Treasury Prediction Markets

Disclaimer: This essay is a work in progress

Exigence

The past couple years have brought on renewed debates over Federal Reserve policy as the economy dangles between recession and inflation. The July unemployment report in particular has raised concerns over the refusal to lower rates in the July FOMC meeting.

Despite unemployment edging up to 4.3%, GDP growth in Q2 and GDPNow forecasts for Q3 remain strong while NGDP continues to grow above trend running the risk of continued excess inflation despite the 5 year implied inflation rate by TIPS finally dropping below 2%.

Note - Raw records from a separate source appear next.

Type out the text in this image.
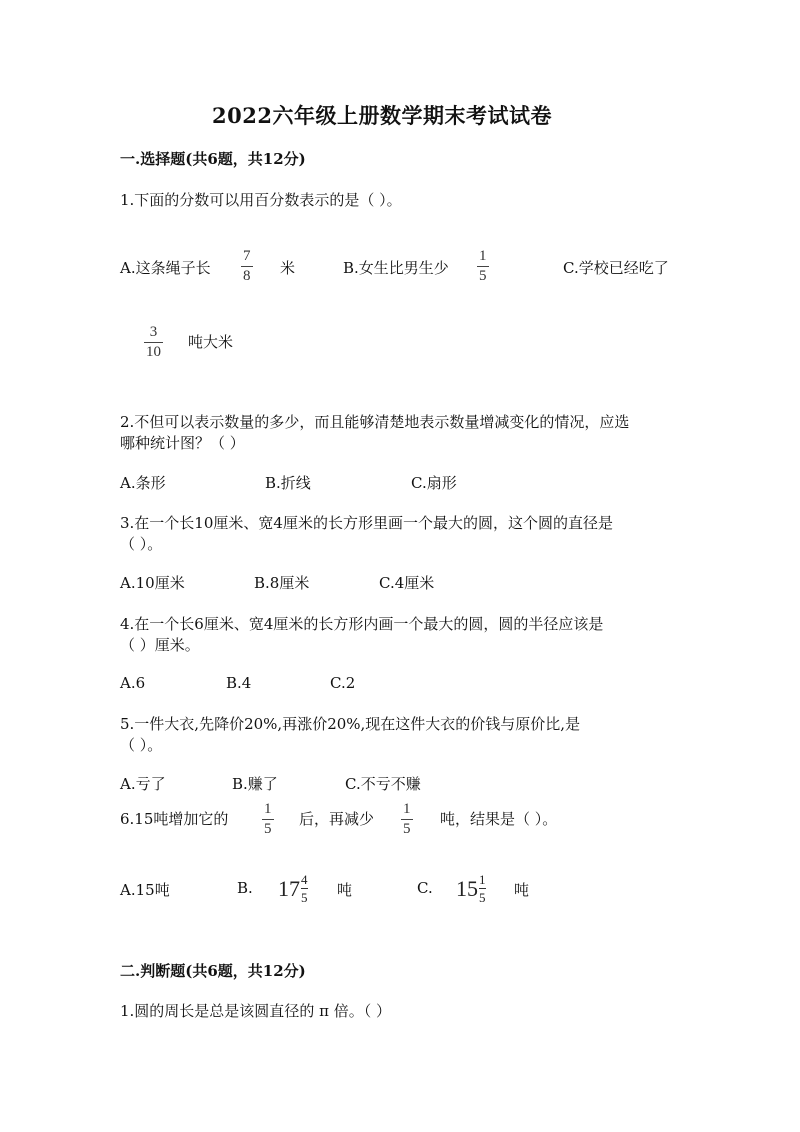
2022六年级上册数学期末考试试卷
一.选择题(共6题，共12分)
1.下面的分数可以用百分数表示的是（ ）。
A.这条绳子长
7
8 米	B.女生比男生少
1
5	C.学校已经吃了
3
10
吨大米
2.不但可以表示数量的多少，而且能够清楚地表示数量增减变化的情况，应选
哪种统计图？（ ）
A.条形	B.折线	C.扇形
3.在一个长10厘米、宽4厘米的长方形里画一个最大的圆，这个圆的直径是
（ ）。
A.10厘米	B.8厘米	C.4厘米
4.在一个长6厘米、宽4厘米的长方形内画一个最大的圆，圆的半径应该是
（ ）厘米。
A.6	B.4	C.2
5.一件大衣,先降价20%,再涨价20%,现在这件大衣的价钱与原价比,是
（ ）。
A.亏了	B.赚了	C.不亏不赚
6.15吨增加它的
1
5
后，再减少
1
5
吨，结果是（ ）。
A.15吨	B. 17 4
5 吨	C. 15 1
5 吨
二.判断题(共6题，共12分)
1.圆的周长是总是该圆直径的 π 倍。（ ）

Although market forecasts of inflation remain useful, they do not give enough actionable information on what the Fed should do to remain consistent with the dual mandate leading to excess debate from people who would otherwise defer to the efficient market hypothesis.

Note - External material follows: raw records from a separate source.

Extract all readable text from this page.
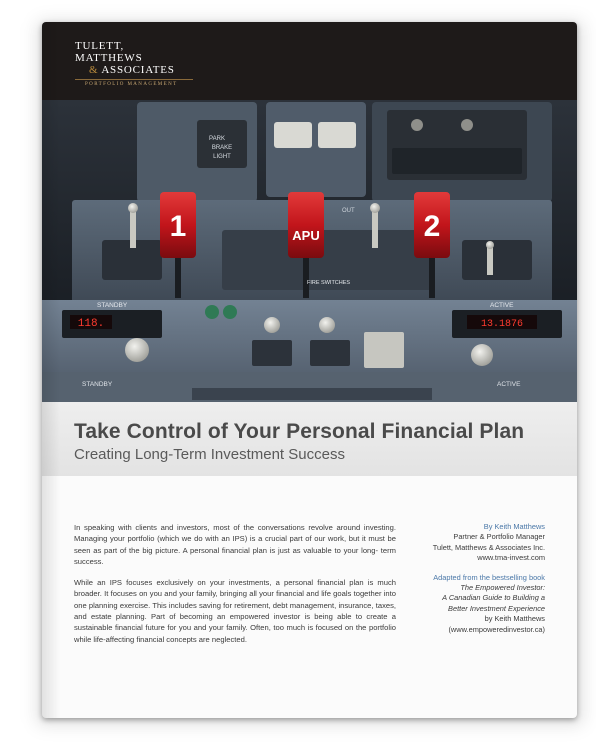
TULETT, MATTHEWS
& ASSOCIATES
PORTFOLIO MANAGEMENT
PARK
BRAKE
LIGHT
1	APU	2
OUT
FIRE SWITCHES
118.	13.1876
STANDBY	ACTIVE
STANDBY	ACTIVE
Take Control of Your Personal Financial Plan
Creating Long-Term Investment Success

In speaking with clients and investors, most of the conversations revolve around investing. Managing your portfolio (which we do with an IPS) is a crucial part of our work, but it must be seen as part of the big picture. A personal financial plan is just as valuable to your long- term success.

While an IPS focuses exclusively on your investments, a personal financial plan is much broader. It focuses on you and your family, bringing all your financial and life goals together into one planning exercise. This includes saving for retirement, debt management, insurance, taxes, and estate planning. Part of becoming an empowered investor is being able to create a sustainable financial future for you and your family. Often, too much is focused on the portfolio while life-affecting financial concepts are neglected.

By Keith Matthews
Partner & Portfolio Manager
Tulett, Matthews & Associates Inc.
www.tma-invest.com
Adapted from the bestselling book
The Empowered Investor:
A Canadian Guide to Building a
Better Investment Experience
by Keith Matthews
(www.empoweredinvestor.ca)
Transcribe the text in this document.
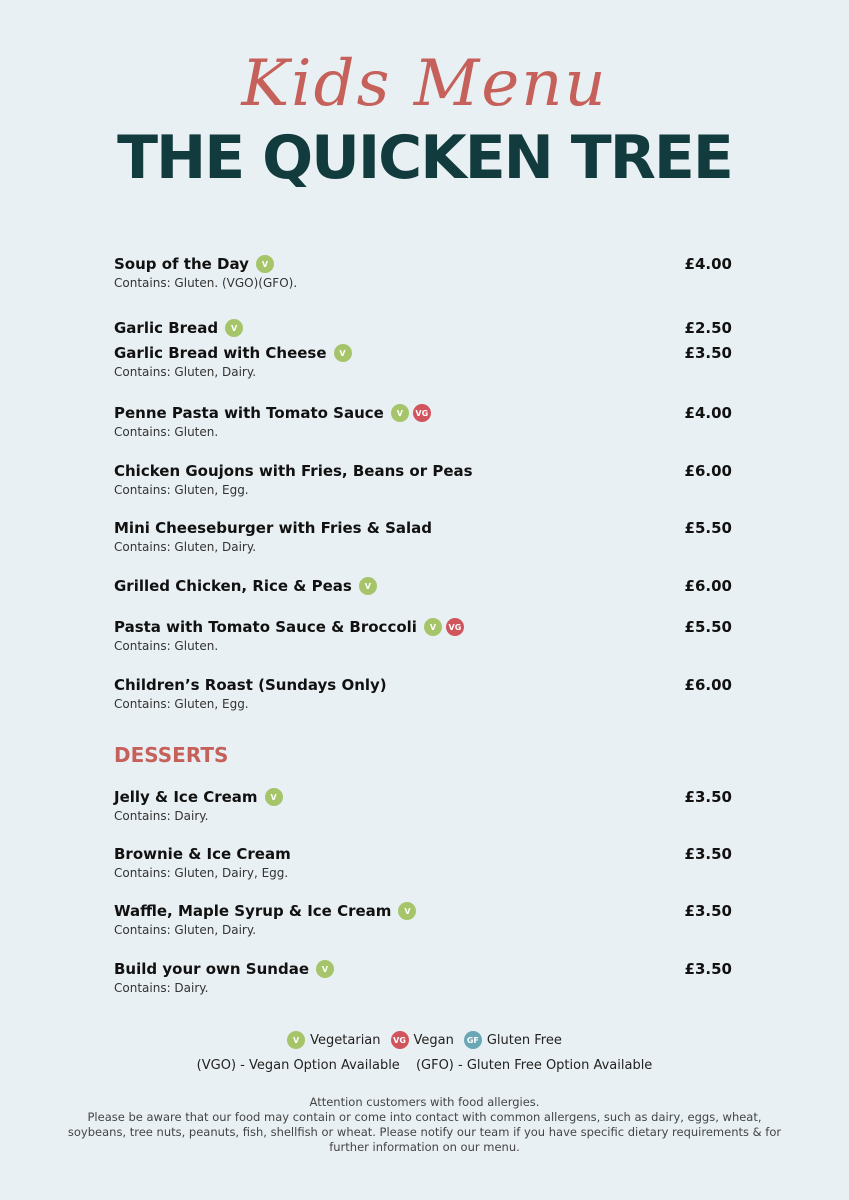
Kids Menu
THE QUICKEN TREE
Soup of the Day	V	£4.00
Contains: Gluten. (VGO)(GFO).
Garlic Bread	V	£2.50
Garlic Bread with Cheese	V	£3.50
Contains: Gluten, Dairy.
Penne Pasta with Tomato Sauce	V	VG	£4.00
Contains: Gluten.
Chicken Goujons with Fries, Beans or Peas	£6.00
Contains: Gluten, Egg.
Mini Cheeseburger with Fries & Salad	£5.50
Contains: Gluten, Dairy.
Grilled Chicken, Rice & Peas	V	£6.00
Pasta with Tomato Sauce & Broccoli	V	VG	£5.50
Contains: Gluten.
Children’s Roast (Sundays Only)	£6.00
Contains: Gluten, Egg.
DESSERTS
Jelly & Ice Cream	V	£3.50
Contains: Dairy.
Brownie & Ice Cream	£3.50
Contains: Gluten, Dairy, Egg.
Waffle, Maple Syrup & Ice Cream	V	£3.50
Contains: Gluten, Dairy.
Build your own Sundae	V	£3.50
Contains: Dairy.
V Vegetarian	VG Vegan	GF Gluten Free
(VGO) - Vegan Option Available (GFO) - Gluten Free Option Available
Attention customers with food allergies.
Please be aware that our food may contain or come into contact with common allergens, such as dairy, eggs, wheat, soybeans, tree nuts, peanuts, fish, shellfish or wheat. Please notify our team if you have specific dietary requirements & for further information on our menu.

Fixing Treasury Inflation Protected Securities

Current TIPS do not fully reflect expectations of inflation. In the short term, the lower liquidity of the asset leads to increase yields as compensation, understating inflation. In the long term however, the inflation hedge lowers yields as it reduces interest rate risk for the holder, overstating inflation.

TIPS work through an auction system where institutions cast bids at particular interest rates. Every 6 months, interest is applied to the principal and the principal gets adjusted upwards and downwards as CPI-U moves upwards and downwards. They are sold with 5, 10 and 30 year maturities.

The Treasury should begin selling anti-TIPS, TIES(Treasury Inflation Exposed Securities) which calculate whatever dollar premium would go to the equivalent TIPS and subtracts it. TIES will increase interest rate risk for the holder increasing the coupon rate over the long term and thus they will err towards higher inflation, similar to TIPS. However, in the short term their illiquidity will affect the coupon rate in the same direction, and thus the two biases can cancel each other out if you compare market yield between TIPS and TIES rather than TIPS and regular treasuries.

As TIPS and TIES have opposite reactions to inflation, owning one of each is equivalent to owning 2 treasuries of the same maturity. As such, the Treasury should allow free conversion between the two types of assets similar to how Authorized Participants can interact with ETFs.

These changes will increase liquidity, allow for more accurate short term predictions of inflation and allow for easier bets on inflation going down without the need to short TIPS or TIPS ETFs which carry a cost.